Supongo que ese el universo del director. Entender íntimamente algo que nadie más ve. Y atravesar ese camino paso a paso. Y decir: aquí la cierro. Nadie más entra. Nadie más sale. Sal-va-je. Ese es Cordero.

En el Matal hacía calor. Me acuerdo de la primera corrida por la playa. Me di cuenta de que si aceleraba el trote Daniel me seguía. Chuchetumadre, me dije. Este man está conmigo. Gracias a Dios.

De ahí en adelante todo fue comodidad. Ese es el gol para mi: que cada película se ruede solo para sí misma. Tiene su propio sabor. Apesta a sí misma. Como harina de pescado. Eso es un filme.

Sebastián acopló todo a todo. Armó una orgía de conspiración en su mayor parte silenciosa. Hubo contratiempos, ciertos codazos y algún resbalón, pero por arriba fue primordialmente como un grupo de personas jugando billar; cuando uno taquea la bola el contrincante sabe lo que tiene que hacer. Solo que en este caso juegan para el mismo equipo.

En otras películas que he rodado me apoyé un buen poco en la lectura de guión. En el sentido de intentar entender el arco dramático.
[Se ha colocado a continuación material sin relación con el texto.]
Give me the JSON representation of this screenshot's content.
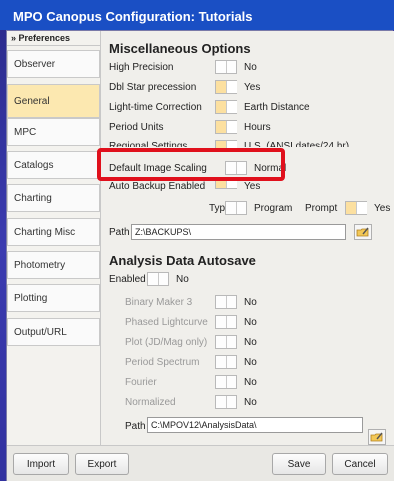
{
  "window": {
    "title": "MPO Canopus Configuration: Tutorials"
  },
  "sidebar": {
    "header": "» Preferences",
    "items": [
      {
        "label": "Observer",
        "active": false
      },
      {
        "label": "General",
        "active": true
      },
      {
        "label": "MPC",
        "active": false
      },
      {
        "label": "Catalogs",
        "active": false
      },
      {
        "label": "Charting",
        "active": false
      },
      {
        "label": "Charting Misc",
        "active": false
      },
      {
        "label": "Photometry",
        "active": false
      },
      {
        "label": "Plotting",
        "active": false
      },
      {
        "label": "Output/URL",
        "active": false
      }
    ]
  },
  "misc": {
    "title": "Miscellaneous Options",
    "options": [
      {
        "label": "High Precision",
        "value": "No",
        "on": false
      },
      {
        "label": "Dbl Star precession",
        "value": "Yes",
        "on": true
      },
      {
        "label": "Light-time Correction",
        "value": "Earth Distance",
        "on": true
      },
      {
        "label": "Period Units",
        "value": "Hours",
        "on": true
      },
      {
        "label": "Regional Settings",
        "value": "U.S. (ANSI dates/24 hr)",
        "on": true
      },
      {
        "label": "Default Image Scaling",
        "value": "Normal",
        "on": false
      },
      {
        "label": "Auto Backup Enabled",
        "value": "Yes",
        "on": true
      }
    ],
    "type_label": "Type",
    "type_value": "Program",
    "prompt_label": "Prompt",
    "prompt_value": "Yes",
    "path_label": "Path",
    "path_value": "Z:\\BACKUPS\\"
  },
  "autosave": {
    "title": "Analysis Data Autosave",
    "enabled_label": "Enabled",
    "enabled_value": "No",
    "options": [
      {
        "label": "Binary Maker 3",
        "value": "No"
      },
      {
        "label": "Phased Lightcurve",
        "value": "No"
      },
      {
        "label": "Plot (JD/Mag only)",
        "value": "No"
      },
      {
        "label": "Period Spectrum",
        "value": "No"
      },
      {
        "label": "Fourier",
        "value": "No"
      },
      {
        "label": "Normalized",
        "value": "No"
      }
    ],
    "path_label": "Path",
    "path_value": "C:\\MPOV12\\AnalysisData\\"
  },
  "buttons": {
    "import": "Import",
    "export": "Export",
    "save": "Save",
    "cancel": "Cancel"
  },
  "colors": {
    "title_bar": "#1a4fc4",
    "toggle_on": "#fce0a0",
    "active_tab": "#fce8b0",
    "highlight": "#e0101c"
  }
}
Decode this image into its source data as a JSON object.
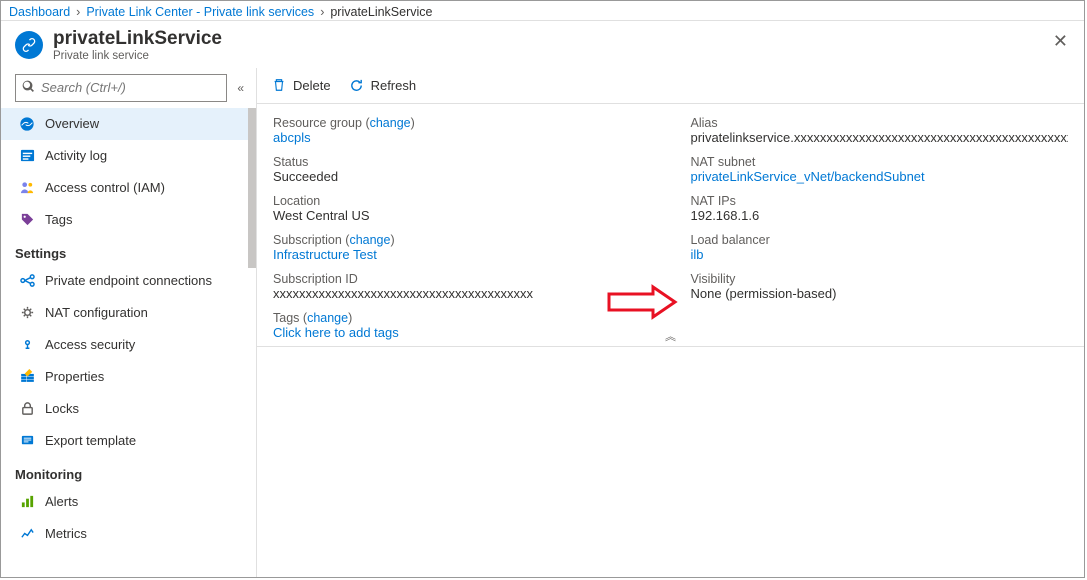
{
  "breadcrumb": {
    "dashboard": "Dashboard",
    "center": "Private Link Center - Private link services",
    "current": "privateLinkService"
  },
  "header": {
    "title": "privateLinkService",
    "subtitle": "Private link service"
  },
  "search": {
    "placeholder": "Search (Ctrl+/)"
  },
  "nav": {
    "overview": "Overview",
    "activity": "Activity log",
    "iam": "Access control (IAM)",
    "tags": "Tags",
    "section_settings": "Settings",
    "pec": "Private endpoint connections",
    "nat": "NAT configuration",
    "accsec": "Access security",
    "props": "Properties",
    "locks": "Locks",
    "export": "Export template",
    "section_monitoring": "Monitoring",
    "alerts": "Alerts",
    "metrics": "Metrics"
  },
  "toolbar": {
    "delete": "Delete",
    "refresh": "Refresh"
  },
  "essentials": {
    "left": {
      "rg_label": "Resource group",
      "rg_change": "change",
      "rg_value": "abcpls",
      "status_label": "Status",
      "status_value": "Succeeded",
      "loc_label": "Location",
      "loc_value": "West Central US",
      "sub_label": "Subscription",
      "sub_change": "change",
      "sub_value": "Infrastructure Test",
      "subid_label": "Subscription ID",
      "subid_value": "xxxxxxxxxxxxxxxxxxxxxxxxxxxxxxxxxxxxxxxx",
      "tags_label": "Tags",
      "tags_change": "change",
      "tags_value": "Click here to add tags"
    },
    "right": {
      "alias_label": "Alias",
      "alias_value": "privatelinkservice.xxxxxxxxxxxxxxxxxxxxxxxxxxxxxxxxxxxxxxxxxxxx",
      "natsub_label": "NAT subnet",
      "natsub_value": "privateLinkService_vNet/backendSubnet",
      "natip_label": "NAT IPs",
      "natip_value": "192.168.1.6",
      "lb_label": "Load balancer",
      "lb_value": "ilb",
      "vis_label": "Visibility",
      "vis_value": "None (permission-based)"
    }
  }
}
Decir: en este momento preciso, esta es la actitud correcta; más allá de lo que parecería dictarte la escena misma. Pero no en la pesca. No en El Matal. Ahí solo me quedaba vivir el momento. Estaba en dato autista. Solo podía ver el instante. Nunca podía ver más allá. Simplemente no me daba el mate.